Parfois, las de courir en bas, dans la salle, nous remontions sur la pointe du pied et nous allions tout doucement regarder dans la classe: Karl Ivanovitch était seul, assis dans son fauteuil et lisant un de ses livres favoris avec une expression paisible et solennelle. Je le surprenais quelquefois ne lisant pas: ses lunettes avaient glissé vers le bout de son grand nez recourbé; ses yeux bleus, à demi fermés, regardaient avec une expression particulière et ses lèvres souriaient tristement. Dans la chambre silencieuse, on n’entendait que le bruit égal de sa respiration et le tic-tac de la montre au chasseur.

Il lui arrivait de ne pas s’apercevoir que j’étais là, et moi je restais à la porte et je pensais: Pauvre, pauvre vieux! Nous, nous sommes nombreux, nous jouons, nous nous amusons, et lui, il est tout seul et personne ne le câline. À la vérité, il dit qu’il est orphelin. Et son histoire, comme elle est terrible! Je me rappelle qu’un jour il l’a racontée à Kolia. C’est affreux d’être dans sa situation! Il me faisait si grand’pitié que j’allais à lui et que je lui prenais la main en disant: « Mon cher Karl Ivanovitch! » Il aimait cela; il ne manquait jamais de me caresser et l’on voyait qu’il était ému.

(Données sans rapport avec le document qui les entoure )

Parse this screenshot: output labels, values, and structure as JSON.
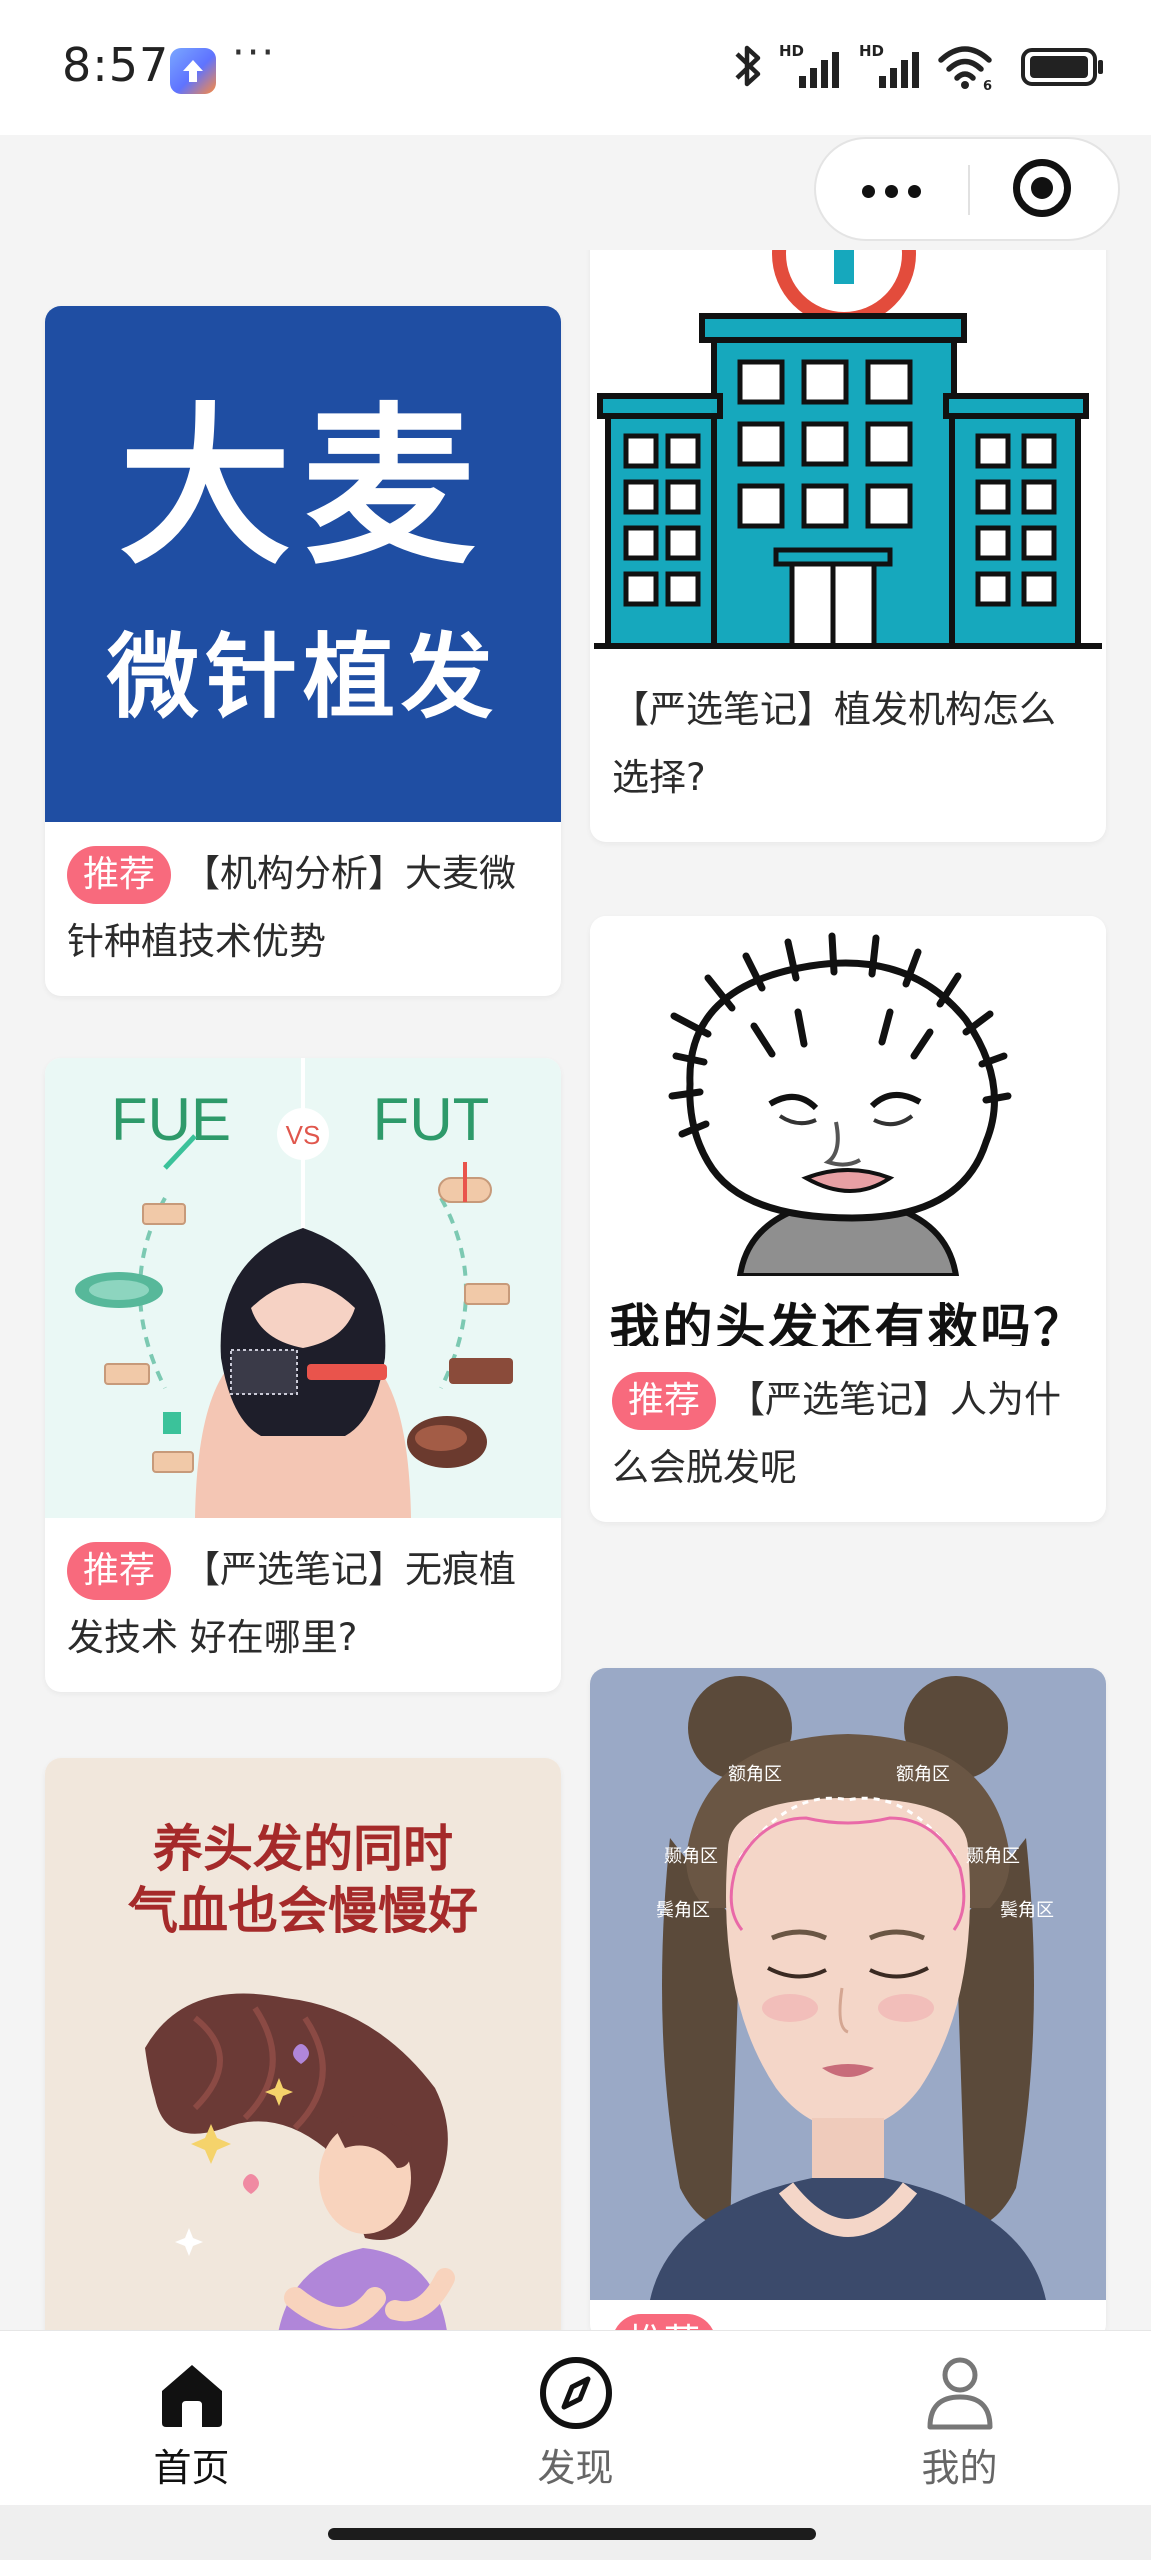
{
  "status_bar": {
    "time": "8:57",
    "more": "···",
    "icons": [
      "app-upload-icon",
      "bluetooth-icon",
      "signal-hd-1-icon",
      "signal-hd-2-icon",
      "wifi-icon",
      "battery-icon"
    ],
    "network_badge_1": "HD",
    "network_badge_2": "HD",
    "wifi_badge": "6"
  },
  "capsule": {
    "icons": [
      "more-dots-icon",
      "close-target-icon"
    ]
  },
  "feed": {
    "tag_label": "推荐",
    "cards": [
      {
        "column": "left",
        "image_title": "大麦",
        "image_subtitle": "微针植发",
        "tag": "推荐",
        "caption": "【机构分析】大麦微针种植技术优势"
      },
      {
        "column": "right",
        "image": "hospital-building",
        "caption": "【严选笔记】植发机构怎么选择?"
      },
      {
        "column": "left",
        "image_left_label": "FUE",
        "image_vs_label": "VS",
        "image_right_label": "FUT",
        "tag": "推荐",
        "caption": "【严选笔记】无痕植发技术 好在哪里?"
      },
      {
        "column": "right",
        "image_text": "我的头发还有救吗？",
        "tag": "推荐",
        "caption": "【严选笔记】人为什么会脱发呢"
      },
      {
        "column": "left",
        "image_line_1": "养头发的同时",
        "image_line_2": "气血也会慢慢好"
      },
      {
        "column": "right",
        "image_labels": [
          "额角区",
          "额角区",
          "颞角区",
          "颞角区",
          "鬓角区",
          "鬓角区"
        ]
      }
    ]
  },
  "tabbar": {
    "tabs": [
      {
        "label": "首页",
        "icon": "home-icon",
        "active": true
      },
      {
        "label": "发现",
        "icon": "compass-icon",
        "active": false
      },
      {
        "label": "我的",
        "icon": "user-icon",
        "active": false
      }
    ]
  },
  "colors": {
    "accent_tag": "#f86a7d",
    "brand_blue": "#1f4ea3",
    "hospital_teal": "#16a8bd"
  }
}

Sur la seconde paroi de la classe étaient accrochées des cartes de géographie, presque toutes déchirées, mais adroitement recollées par Karl Ivanovitch. Sur la troisième paroi, celle où se trouvait la porte, étaient pendues d’un côté deux règles: l’une toute pleine d’entailles, c’était la nôtre; l’autre toute neuve, la sienne, qui servait moins à tracer des lignes qu’à nous stimuler. De l’autre côté de la porte, il y avait un tableau noir sur lequel nos grosses fautes étaient marquées par des ronds, les petites par des croix. À gauche du tableau, le coin où l’on nous mettait en pénitence, à genoux.

Comme je m’en souviens, de ce coin! Je me rappelle la porte du poêle, et la petite porte qui était dans la porte, et le bruit qu’elle faisait quand on y touchait. Parfois j’étais dans le coin depuis si longtemps, que le dos et les genoux me faisaient mal. Je me disais: « Karl Ivanovitch m’a oublié. Il est tranquillement assis dans un bon fauteuil, il lit son hydrostatique…. Et moi? » Alors, pour le faire penser à moi, j’ouvrais et refermais tout doucement la petite porte du poêle, ou bien je faisais tomber des plâtras de la muraille. Si par hasard le morceau était trop gros et faisait beaucoup de bruit en tombant, ma peur était pire que toute la pénitence. Je regardais bien vite du côté de Karl Ivanovitch: il ne bougeait pas; il tenait son livre et avait l’air de ne s’être aperçu de rien.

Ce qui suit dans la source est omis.